A separate but similar deal between the US and Germany is also said to be on the verge of collapse.

The debate comes after former US intelligence contractor Edward Snowden revealed that the US intelligence agency, the NSA, and its UK equivalent, GCHQ, are collecting and bulk processing people’s personal data on a global scale.

The tools used by the agencies are said to violate privacy rights and to conduct political and industrial espionage on a scale never before seen.

The Snowden leaks also show that intelligence services in France, Germany, the Netherlands and Sweden have co-operated with the US and UK-led snooping operation.

EU leaders were silent on the revelations until it came out that the US has even bugged German Chancellor Angela Merkel’s mobile phone and that the US embassy in Berlin has a listening station on its roof.

The leaks say the NSA and GCHQ also targeted EU competition commissioner Joaquin Almunia.

“I’m deeply upset, not only because I have received no explanation or regret, but also because I believe as a democrat that these activities should be illegal,” he told press on Wednesday, the Financial Times reports.

The Americans are currently lobbying the EU institutions and member states in an effort to restore trust, with President Barack Obama set to deliver a speech on NSA reforms.

But for their part, some MEPs have called on the European Commission to scrap EU data exchange agreements with the US.

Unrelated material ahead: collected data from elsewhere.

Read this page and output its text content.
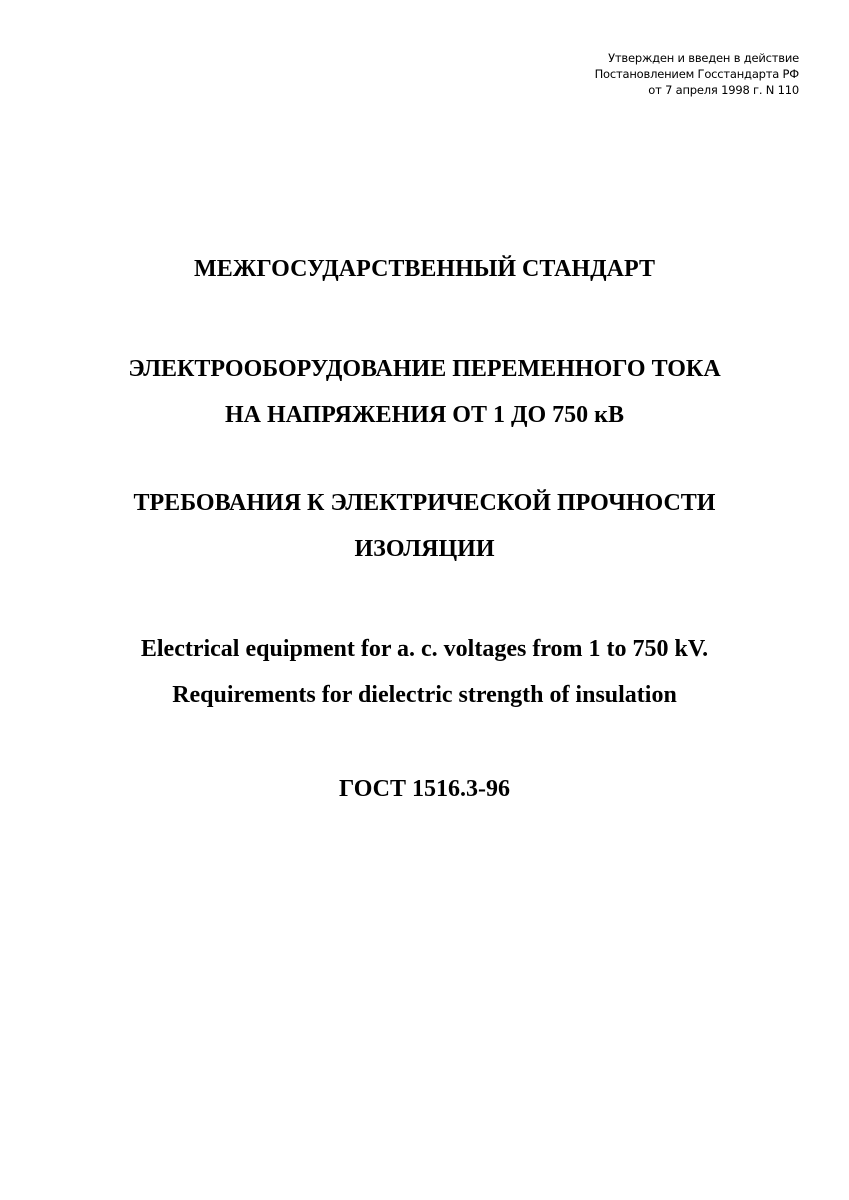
Утвержден и введен в действие
Постановлением Госстандарта РФ
от 7 апреля 1998 г. N 110
МЕЖГОСУДАРСТВЕННЫЙ СТАНДАРТ
ЭЛЕКТРООБОРУДОВАНИЕ ПЕРЕМЕННОГО ТОКА
НА НАПРЯЖЕНИЯ ОТ 1 ДО 750 кВ
ТРЕБОВАНИЯ К ЭЛЕКТРИЧЕСКОЙ ПРОЧНОСТИ
ИЗОЛЯЦИИ
Electrical equipment for a. c. voltages from 1 to 750 kV.
Requirements for dielectric strength of insulation
ГОСТ 1516.3-96
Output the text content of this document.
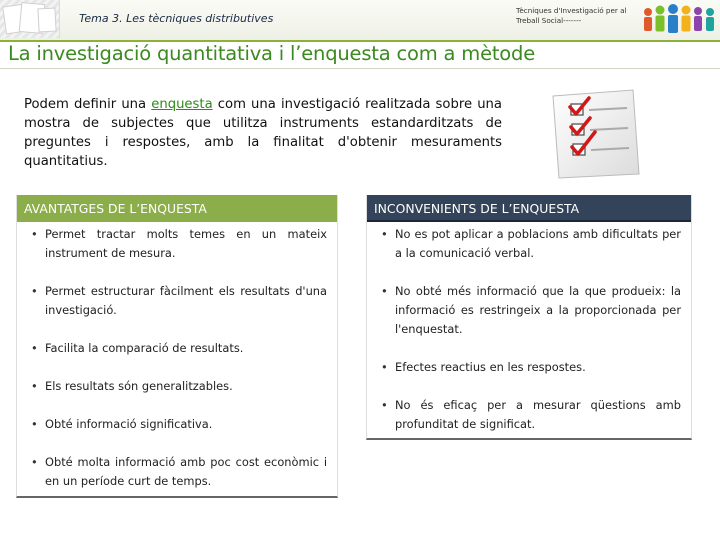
Tema 3. Les tècniques distributives
Tècniques d'Investigació per al Treball Social-------
La investigació quantitativa i l’enquesta com a mètode

Podem definir una enquesta com una investigació realitzada sobre una mostra de subjectes que utilitza instruments estandarditzats de preguntes i respostes, amb la finalitat d'obtenir mesuraments quantitatius.

AVANTATGES DE L’ENQUESTA
• Permet tractar molts temes en un mateix instrument de mesura.
• Permet estructurar fàcilment els resultats d'una investigació.
• Facilita la comparació de resultats.
• Els resultats són generalitzables.
• Obté informació significativa.
• Obté molta informació amb poc cost econòmic i en un període curt de temps.
INCONVENIENTS DE L’ENQUESTA
• No es pot aplicar a poblacions amb dificultats per a la comunicació verbal.
• No obté més informació que la que produeix: la informació es restringeix a la proporcionada per l'enquestat.
• Efectes reactius en les respostes.
• No és eficaç per a mesurar qüestions amb profunditat de significat.
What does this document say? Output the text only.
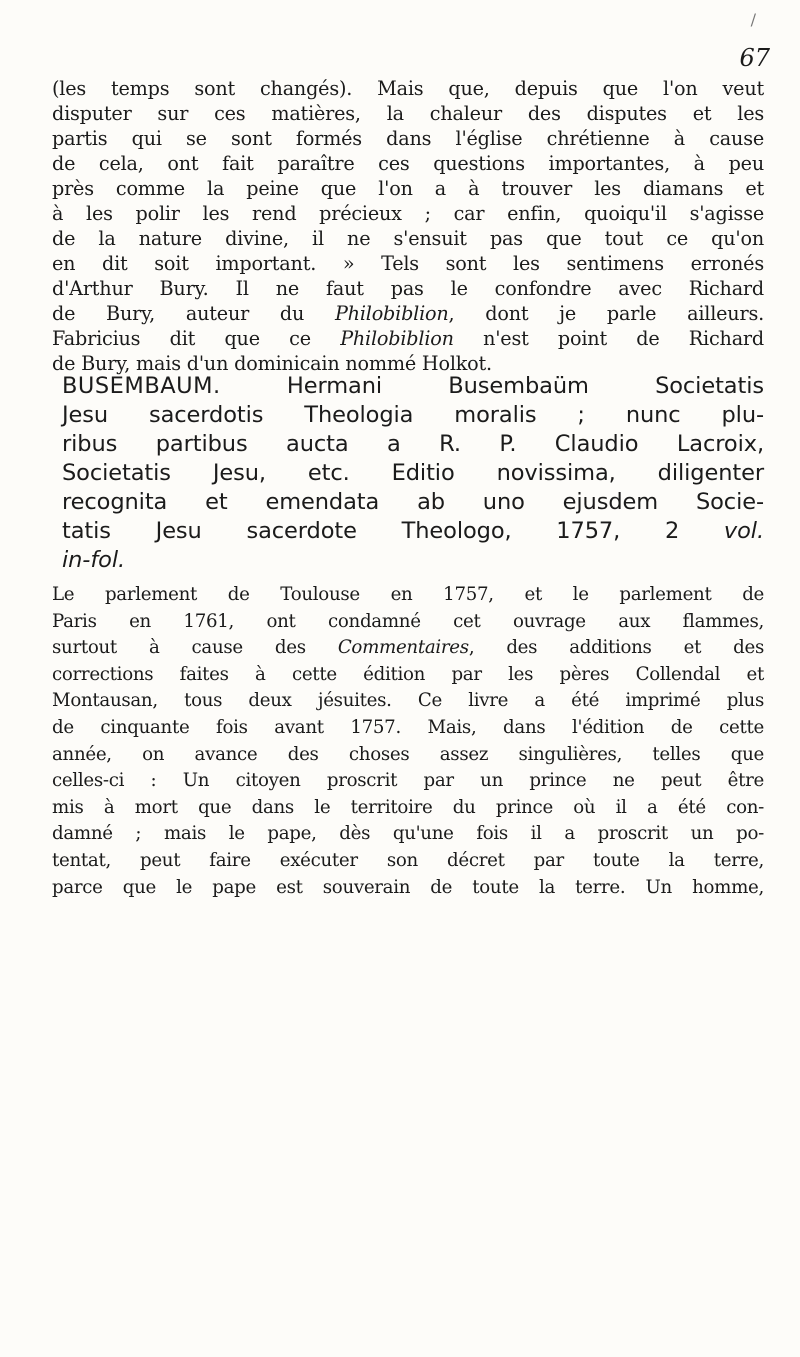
/
67
(les temps sont changés). Mais que, depuis que l'on veut
disputer sur ces matières, la chaleur des disputes et les
partis qui se sont formés dans l'église chrétienne à cause
de cela, ont fait paraître ces questions importantes, à peu
près comme la peine que l'on a à trouver les diamans et
à les polir les rend précieux ; car enfin, quoiqu'il s'agisse
de la nature divine, il ne s'ensuit pas que tout ce qu'on
en dit soit important. » Tels sont les sentimens erronés
d'Arthur Bury. Il ne faut pas le confondre avec Richard
de Bury, auteur du Philobiblion, dont je parle ailleurs.
Fabricius dit que ce Philobiblion n'est point de Richard
de Bury, mais d'un dominicain nommé Holkot.
BUSEMBAUM. Hermani Busembaüm Societatis
Jesu sacerdotis Theologia moralis ; nunc plu-
ribus partibus aucta a R. P. Claudio Lacroix,
Societatis Jesu, etc. Editio novissima, diligenter
recognita et emendata ab uno ejusdem Socie-
tatis Jesu sacerdote Theologo, 1757, 2 vol.
in-fol.
Le parlement de Toulouse en 1757, et le parlement de
Paris en 1761, ont condamné cet ouvrage aux flammes,
surtout à cause des Commentaires, des additions et des
corrections faites à cette édition par les pères Collendal et
Montausan, tous deux jésuites. Ce livre a été imprimé plus
de cinquante fois avant 1757. Mais, dans l'édition de cette
année, on avance des choses assez singulières, telles que
celles-ci : Un citoyen proscrit par un prince ne peut être
mis à mort que dans le territoire du prince où il a été con-
damné ; mais le pape, dès qu'une fois il a proscrit un po-
tentat, peut faire exécuter son décret par toute la terre,
parce que le pape est souverain de toute la terre. Un homme,
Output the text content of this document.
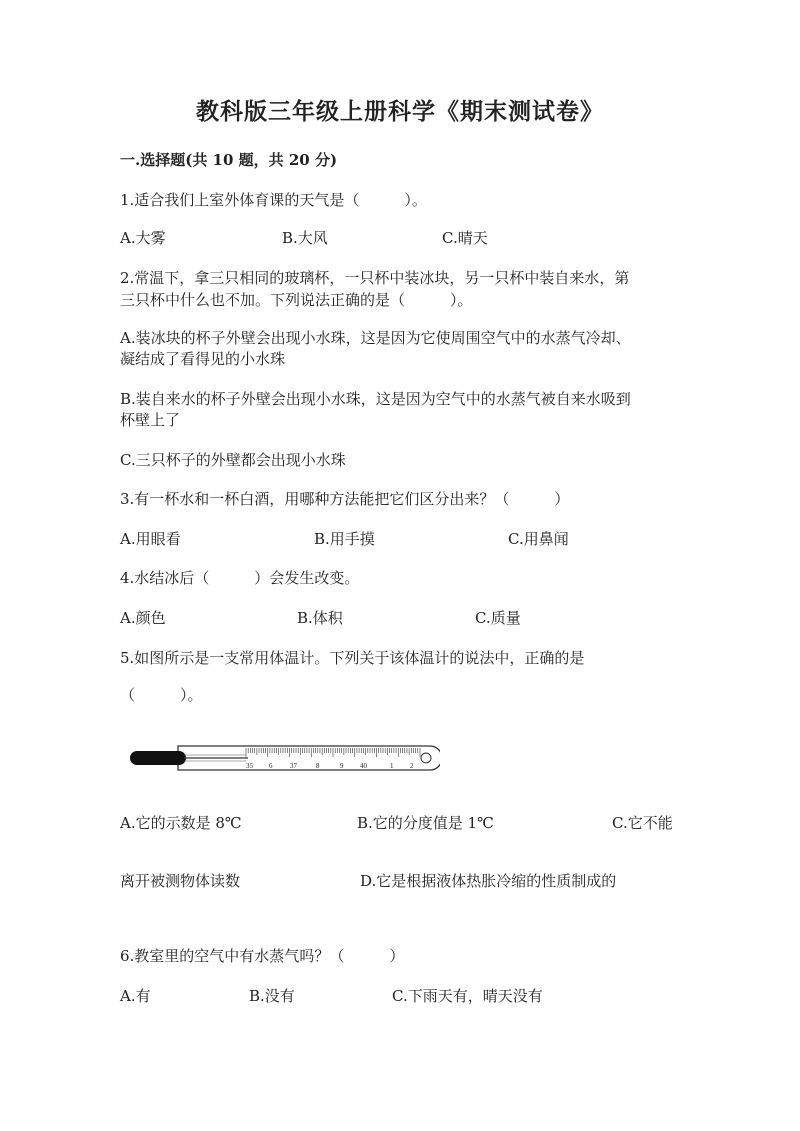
教科版三年级上册科学《期末测试卷》
一.选择题(共 10 题，共 20 分)
1.适合我们上室外体育课的天气是（　　　）。
A.大雾	B.大风	C.晴天
2.常温下，拿三只相同的玻璃杯，一只杯中装冰块，另一只杯中装自来水，第
三只杯中什么也不加。下列说法正确的是（　　　）。
A.装冰块的杯子外壁会出现小水珠，这是因为它使周围空气中的水蒸气冷却、
凝结成了看得见的小水珠
B.装自来水的杯子外壁会出现小水珠，这是因为空气中的水蒸气被自来水吸到
杯壁上了
C.三只杯子的外壁都会出现小水珠
3.有一杯水和一杯白酒，用哪种方法能把它们区分出来？（　　　）
A.用眼看	B.用手摸	C.用鼻闻
4.水结冰后（　　　）会发生改变。
A.颜色	B.体积	C.质量
5.如图所示是一支常用体温计。下列关于该体温计的说法中，正确的是
（　　　）。
35 6	37	8	9 40	1 2
A.它的示数是 8℃	B.它的分度值是 1℃	C.它不能
离开被测物体读数	D.它是根据液体热胀冷缩的性质制成的
6.教室里的空气中有水蒸气吗？（　　　）
A.有	B.没有	C.下雨天有，晴天没有
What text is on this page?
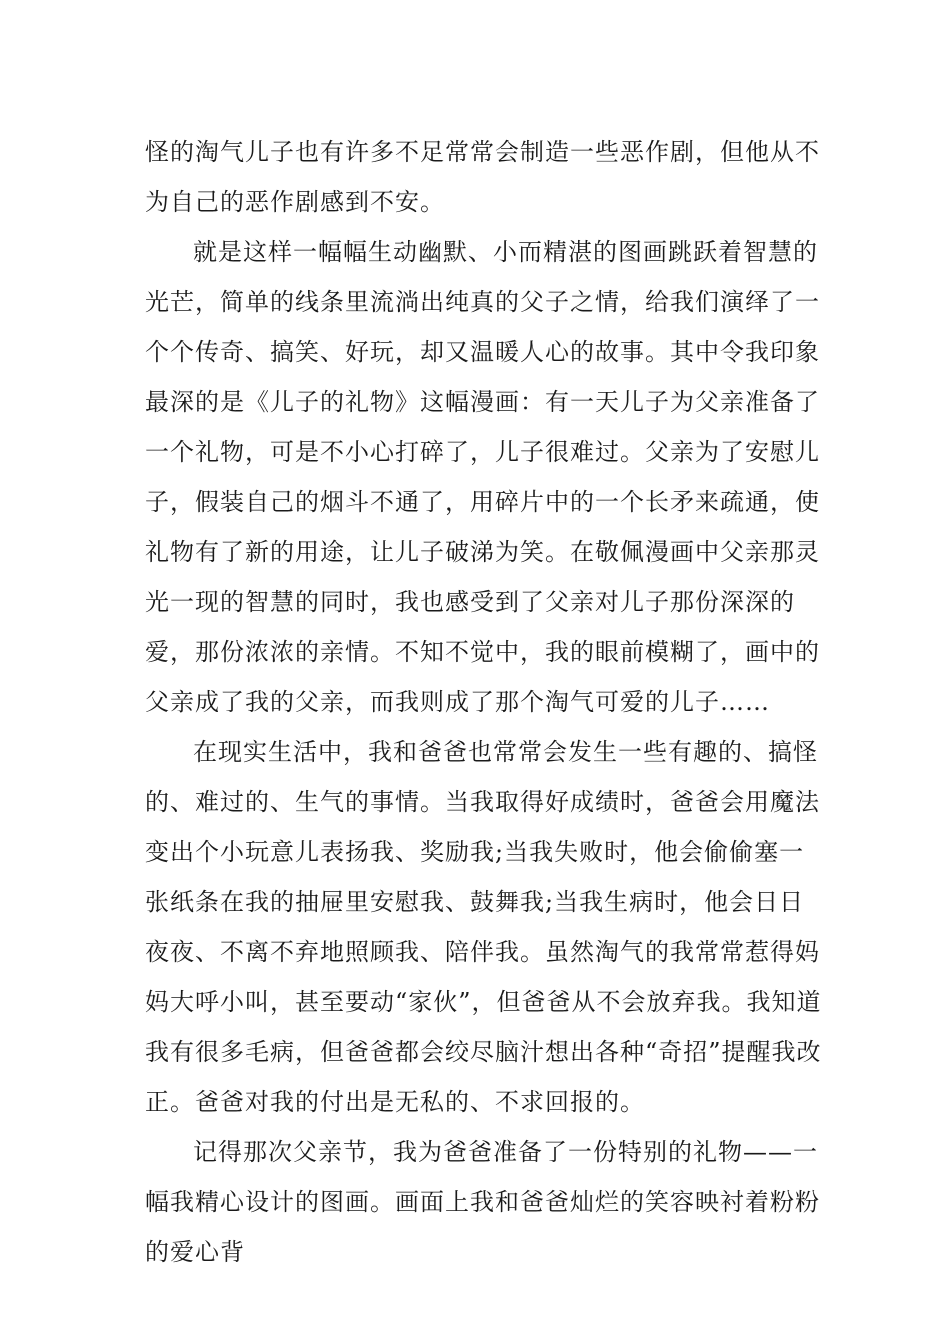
怪的淘气儿子也有许多不足常常会制造一些恶作剧，但他从不为自己的恶作剧感到不安。

就是这样一幅幅生动幽默、小而精湛的图画跳跃着智慧的光芒，简单的线条里流淌出纯真的父子之情，给我们演绎了一个个传奇、搞笑、好玩，却又温暖人心的故事。其中令我印象最深的是《儿子的礼物》这幅漫画：有一天儿子为父亲准备了一个礼物，可是不小心打碎了，儿子很难过。父亲为了安慰儿子，假装自己的烟斗不通了，用碎片中的一个长矛来疏通，使礼物有了新的用途，让儿子破涕为笑。在敬佩漫画中父亲那灵光一现的智慧的同时，我也感受到了父亲对儿子那份深深的爱，那份浓浓的亲情。不知不觉中，我的眼前模糊了，画中的父亲成了我的父亲，而我则成了那个淘气可爱的儿子……

在现实生活中，我和爸爸也常常会发生一些有趣的、搞怪的、难过的、生气的事情。当我取得好成绩时，爸爸会用魔法变出个小玩意儿表扬我、奖励我;当我失败时，他会偷偷塞一张纸条在我的抽屉里安慰我、鼓舞我;当我生病时，他会日日夜夜、不离不弃地照顾我、陪伴我。虽然淘气的我常常惹得妈妈大呼小叫，甚至要动“家伙”，但爸爸从不会放弃我。我知道我有很多毛病，但爸爸都会绞尽脑汁想出各种“奇招”提醒我改正。爸爸对我的付出是无私的、不求回报的。

记得那次父亲节，我为爸爸准备了一份特别的礼物——一幅我精心设计的图画。画面上我和爸爸灿烂的笑容映衬着粉粉的爱心背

Deputies in Strasbourg on Wednesday re-iterated their demand for the commission to suspend the EU-US Safe Harbour deal, which is designed to ensure that firms follow EU data protection laws when processing the personal data of EU citizens.

They said the NSA revelations prove that US companies do not comply with the deal.

“We will not tolerate Americans and Europeans are divided into first and second class citizens as regards their data protection,” Germany’s Manfred Weber, the centre-right EPP group’s vice-president, noted.